Pregnancy photoOral contraceptive use just before or during pregnancy is not associated with an increased risk of major birth defects, according to a joint US and Danish study.

The large prospective observational study examined the association between oral contraceptive use around the time of conception, and into pregnancy, with major birth defects. Findings from the study revealed no increased risk of any major birth defect associated with oral contraceptive exposure.

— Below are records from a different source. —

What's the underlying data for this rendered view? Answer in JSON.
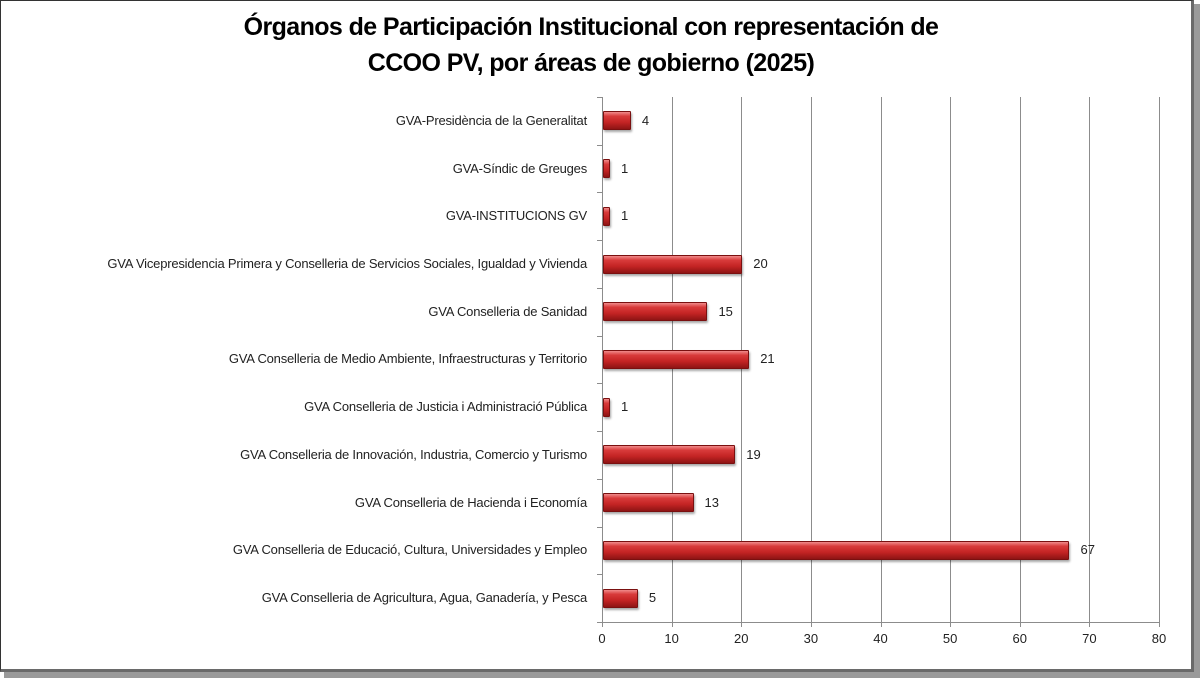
{
  "chart_data": {
    "type": "bar",
    "orientation": "horizontal",
    "title": "Órganos de Participación Institucional con representación de CCOO PV, por áreas de gobierno (2025)",
    "title_lines": [
      "Órganos de Participación Institucional con representación de",
      "CCOO PV, por áreas de gobierno (2025)"
    ],
    "categories": [
      "GVA-Presidència de la Generalitat",
      "GVA-Síndic de Greuges",
      "GVA-INSTITUCIONS GV",
      "GVA Vicepresidencia Primera y Conselleria de Servicios Sociales, Igualdad y Vivienda",
      "GVA Conselleria de Sanidad",
      "GVA Conselleria de Medio Ambiente, Infraestructuras y Territorio",
      "GVA Conselleria de Justicia i Administració Pública",
      "GVA Conselleria de Innovación, Industria, Comercio y Turismo",
      "GVA Conselleria de Hacienda i Economía",
      "GVA Conselleria de Educació, Cultura, Universidades y Empleo",
      "GVA Conselleria de Agricultura, Agua, Ganadería, y Pesca"
    ],
    "values": [
      4,
      1,
      1,
      20,
      15,
      21,
      1,
      19,
      13,
      67,
      5
    ],
    "xlabel": "",
    "ylabel": "",
    "xlim": [
      0,
      80
    ],
    "xticks": [
      0,
      10,
      20,
      30,
      40,
      50,
      60,
      70,
      80
    ],
    "grid": "vertical",
    "legend": "none",
    "data_labels": true,
    "bar_color": "#c42424"
  }
}
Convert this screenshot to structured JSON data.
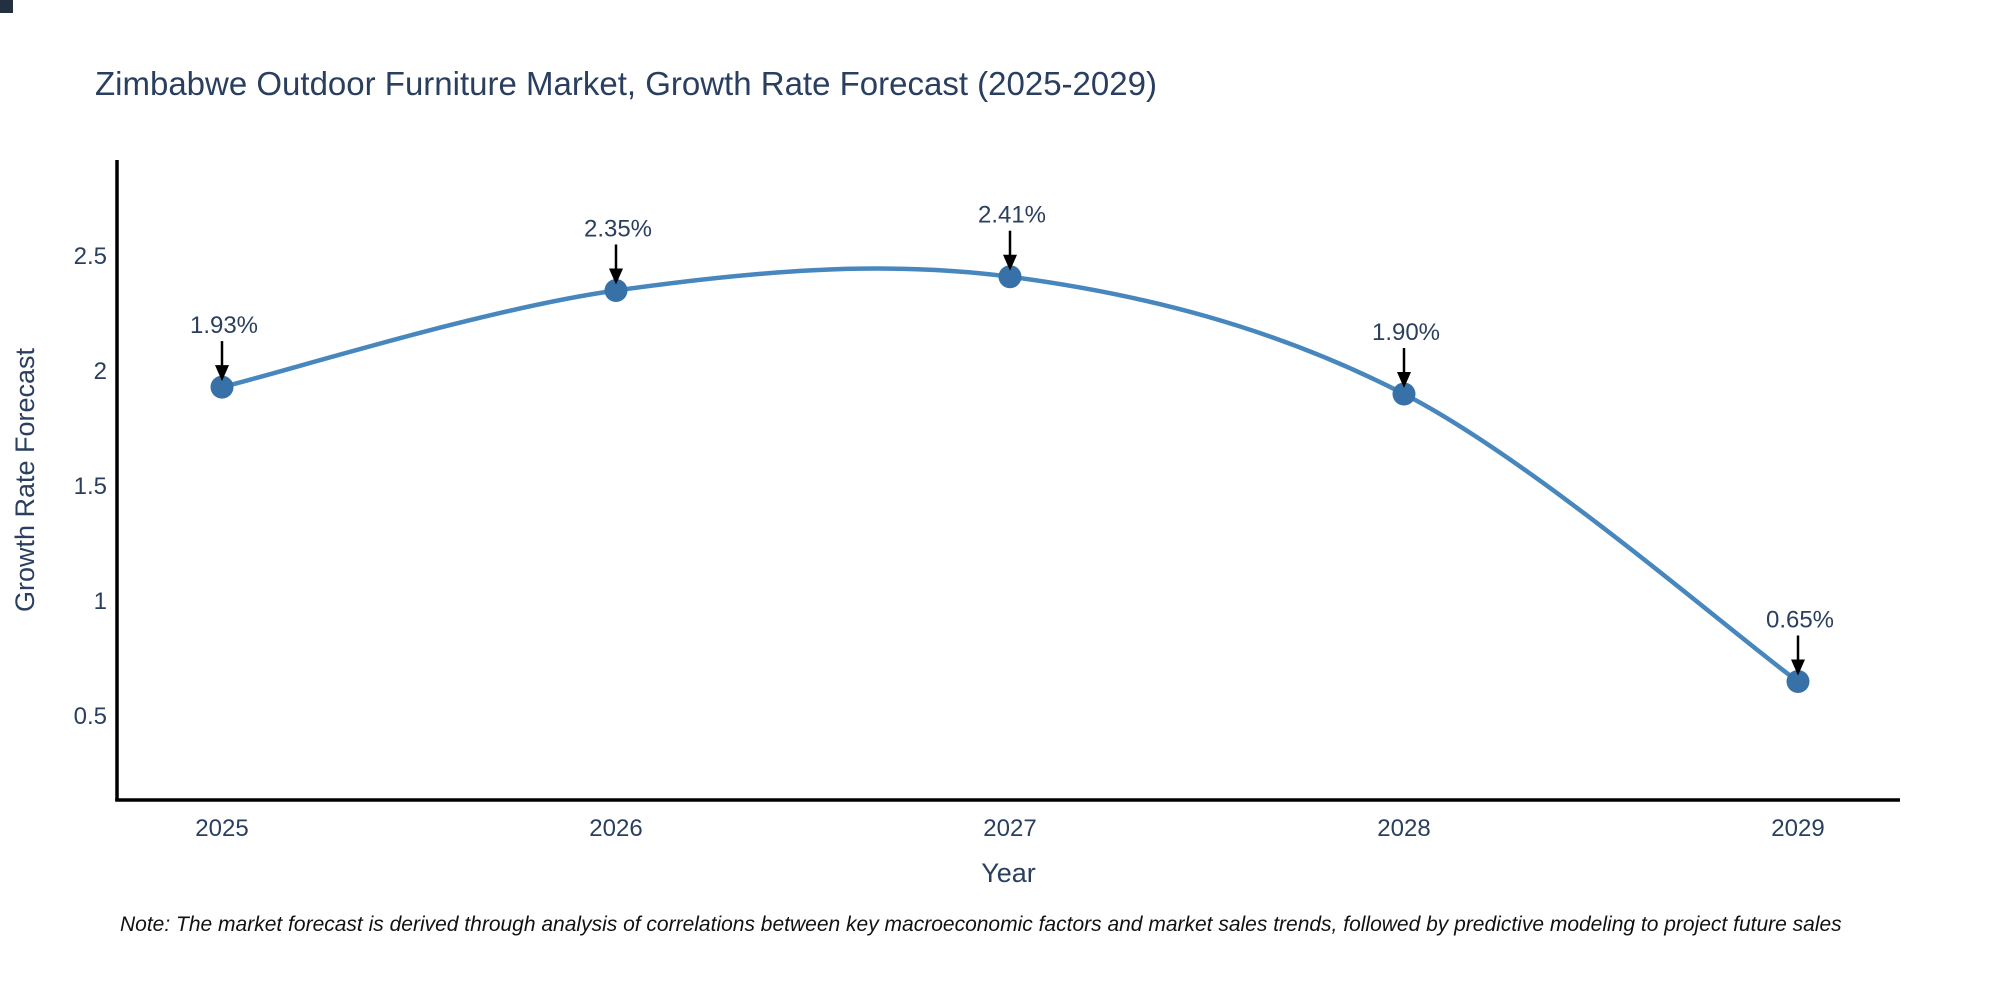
{
  "title": "Zimbabwe Outdoor Furniture Market, Growth Rate Forecast (2025-2029)",
  "note": "Note: The market forecast is derived through analysis of correlations between key macroeconomic factors and market sales trends, followed by predictive modeling to project future sales",
  "chart_data": {
    "type": "line",
    "title": "Zimbabwe Outdoor Furniture Market, Growth Rate Forecast (2025-2029)",
    "x": [
      "2025",
      "2026",
      "2027",
      "2028",
      "2029"
    ],
    "series": [
      {
        "name": "Growth Rate Forecast",
        "values": [
          1.93,
          2.35,
          2.41,
          1.9,
          0.65
        ]
      }
    ],
    "point_labels": [
      "1.93%",
      "2.35%",
      "2.41%",
      "1.90%",
      "0.65%"
    ],
    "xlabel": "Year",
    "ylabel": "Growth Rate Forecast",
    "yticks": [
      0.5,
      1,
      1.5,
      2,
      2.5
    ],
    "ylim": [
      0.13,
      2.92
    ],
    "line_shape": "spline",
    "grid": false,
    "legend": "none",
    "annotation_style": "arrow-down-to-point",
    "colors": {
      "line": "#4787bd",
      "marker": "#3871a8",
      "arrow": "#000000",
      "axis": "#000000",
      "text": "#2a3f5f",
      "note": "#111111"
    }
  }
}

Around 9% of women become pregnant in the first year of use because of missing a dose, taking the pill with certain other medications, or illness. All live births, birth defects, and maternal medical conditions were analysed from several national Danish medical registries between 1997 and 2011.

The final analyses included 880,694 live born infants, 2.5% of whom had a major birth defect within the first year of life excluding those defects with known causes, such as fetal alcohol syndrome or chromosomal aberrations.

Overall, 8% recently stopped using oral contraceptives within 0 to three months before pregnancy, and 1% used oral contraceptives beyond pregnancy – both categories were analysed as exposed.

Study lead Dr Brittany Charlton said: "For women who have a breakthrough pregnancy during oral contraceptive use or even intentionally become pregnant within a few months of stopping oral contraceptive use, any exposure is unlikely to cause her fetus to develop a major birth defect."

The prevalence of major birth defects, per 1000 births, was consistent across each group: 25.1 for never users, 25.0 for oral contraceptive use more than three months before pregnancy, 24.9 for oral contraceptive use within 0 to three months before pregnancy, and 24.8 for oral contraceptive use after pregnancy.

Adjustments were made for other risk factors for birth defects and those that increase the likelihood of contraceptive use.

These included age at pregnancy, place of birth, level of education, household income, history of birth defects from previous pregnancies, smoking in pregnancy, and healthcare use, such as prescription drug use and hospital admissions.

Although it is an observational study, so no definitive conclusions can be made about cause and effect, nevertheless, the authors say the findings should reassure women who have a breakthrough pregnancy during oral contraceptive use.